L’accueil réservé à ces missionnaires ne sera pas toujours encourageant. Jésus compare ses disciples à des agneaux qui rencontreront l’hostilité des loups. Pour affronter de tels adversaires, Jésus dépouille ses fidèles de tout secours humain : "Pas d’argent, ni sac, ni sandales." Réduit à une pauvreté radicale, ces missionnaires ne peuvent qu’espérer le secours de leur Seigneur.

Dans les quelques décennies récentes, notre Église a subi un dépouillement complet. Le Seigneur nous a montré que la richesse et le prestige sont une illusion. Une Église riche, fortement structurée et puissante devient trop sûre d'elle-même et ne convertira jamais le monde. Les nombreuses vocations au sacerdoce et à la vie religieuse ont diminué radicalement. L’autorité ecclésiastique a perdu son prestige dans l’ensemble de la société. Les richesses du clergé et des communautés religieuses s'envolent. Nos sanctuaires, désertés, sont devenus un patrimoine lourd à porter. Le triomphalisme n’a plus de base pour se motiver.
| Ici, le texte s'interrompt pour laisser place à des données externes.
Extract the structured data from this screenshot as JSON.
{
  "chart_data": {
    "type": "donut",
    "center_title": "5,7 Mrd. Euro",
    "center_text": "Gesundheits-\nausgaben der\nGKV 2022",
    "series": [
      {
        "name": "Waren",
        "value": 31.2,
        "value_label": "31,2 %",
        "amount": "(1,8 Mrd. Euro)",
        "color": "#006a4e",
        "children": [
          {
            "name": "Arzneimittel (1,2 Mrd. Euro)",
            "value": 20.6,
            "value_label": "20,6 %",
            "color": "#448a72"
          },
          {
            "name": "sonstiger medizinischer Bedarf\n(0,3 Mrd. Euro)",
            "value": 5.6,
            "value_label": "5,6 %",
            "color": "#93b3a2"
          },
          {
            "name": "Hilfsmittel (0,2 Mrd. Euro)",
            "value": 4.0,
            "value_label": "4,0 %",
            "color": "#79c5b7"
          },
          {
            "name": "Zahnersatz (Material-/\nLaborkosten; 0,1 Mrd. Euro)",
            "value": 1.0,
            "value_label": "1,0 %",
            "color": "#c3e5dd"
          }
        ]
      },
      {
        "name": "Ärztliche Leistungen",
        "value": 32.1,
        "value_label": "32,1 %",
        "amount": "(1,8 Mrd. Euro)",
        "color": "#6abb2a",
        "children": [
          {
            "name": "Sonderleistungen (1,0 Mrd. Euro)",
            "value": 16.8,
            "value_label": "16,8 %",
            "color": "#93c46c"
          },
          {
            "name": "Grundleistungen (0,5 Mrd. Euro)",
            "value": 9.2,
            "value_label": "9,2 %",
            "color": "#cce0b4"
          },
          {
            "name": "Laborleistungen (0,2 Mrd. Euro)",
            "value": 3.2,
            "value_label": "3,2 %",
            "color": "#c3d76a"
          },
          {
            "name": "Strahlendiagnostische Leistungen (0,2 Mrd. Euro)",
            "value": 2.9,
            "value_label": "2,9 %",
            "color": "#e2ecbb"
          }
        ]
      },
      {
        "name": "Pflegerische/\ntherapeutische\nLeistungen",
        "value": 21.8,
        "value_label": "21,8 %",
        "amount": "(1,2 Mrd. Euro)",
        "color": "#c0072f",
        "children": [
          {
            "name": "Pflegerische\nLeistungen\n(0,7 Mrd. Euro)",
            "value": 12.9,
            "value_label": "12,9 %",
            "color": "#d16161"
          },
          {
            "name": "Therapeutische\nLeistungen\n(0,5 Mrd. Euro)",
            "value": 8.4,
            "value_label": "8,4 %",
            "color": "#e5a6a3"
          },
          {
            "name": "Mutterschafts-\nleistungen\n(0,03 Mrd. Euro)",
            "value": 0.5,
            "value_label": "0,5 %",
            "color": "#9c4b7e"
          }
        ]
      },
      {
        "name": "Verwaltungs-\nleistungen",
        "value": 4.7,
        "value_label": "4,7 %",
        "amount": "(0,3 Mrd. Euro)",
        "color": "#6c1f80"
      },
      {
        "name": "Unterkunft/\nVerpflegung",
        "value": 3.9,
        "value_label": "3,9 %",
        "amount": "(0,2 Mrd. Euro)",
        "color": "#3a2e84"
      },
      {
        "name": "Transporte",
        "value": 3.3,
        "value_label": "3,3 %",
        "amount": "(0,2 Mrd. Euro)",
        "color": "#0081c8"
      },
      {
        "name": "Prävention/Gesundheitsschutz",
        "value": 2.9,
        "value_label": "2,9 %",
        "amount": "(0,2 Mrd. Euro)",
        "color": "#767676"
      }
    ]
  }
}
Selon les normes de notre société, qui n’apprécie qu’une efficacité mesurable par des résultats tangibles, notre Église s’orienterait vers une réduction, qui serait proche de sa disparition. Et pourtant ! Ce dépouillement progressif ne serait-il pas un signe des temps pour nous ramener au niveau de pauvreté que le Seigneur a voulue pour ses disciples en mission ?

Conclusion

Deux signes des temps s’imposent à nos communautés chrétiennes : l’appauvrissement de l’Église et la rareté des vocations sacerdotales et religieuses. Tout signe des temps porte l’empreinte de la volonté de Dieu. La pauvreté nous ramène aux normes dictées par le Christ à ses missionnaires. Le succès viendra de Dieu seul.

La rareté des vocations traditionnelles oblige notre Église à délaisser le cléricalisme, qui concentrait toutes ses activités dans les mains des prêtres et des religieux. Le Seigneur veut que chaque chrétien et chaque chrétienne prennent vivement conscience de sa responsabilité personnelle, que chacun et chacune est appelé à œuvrer dans le champ de ce monde, à la moisson de Dieu.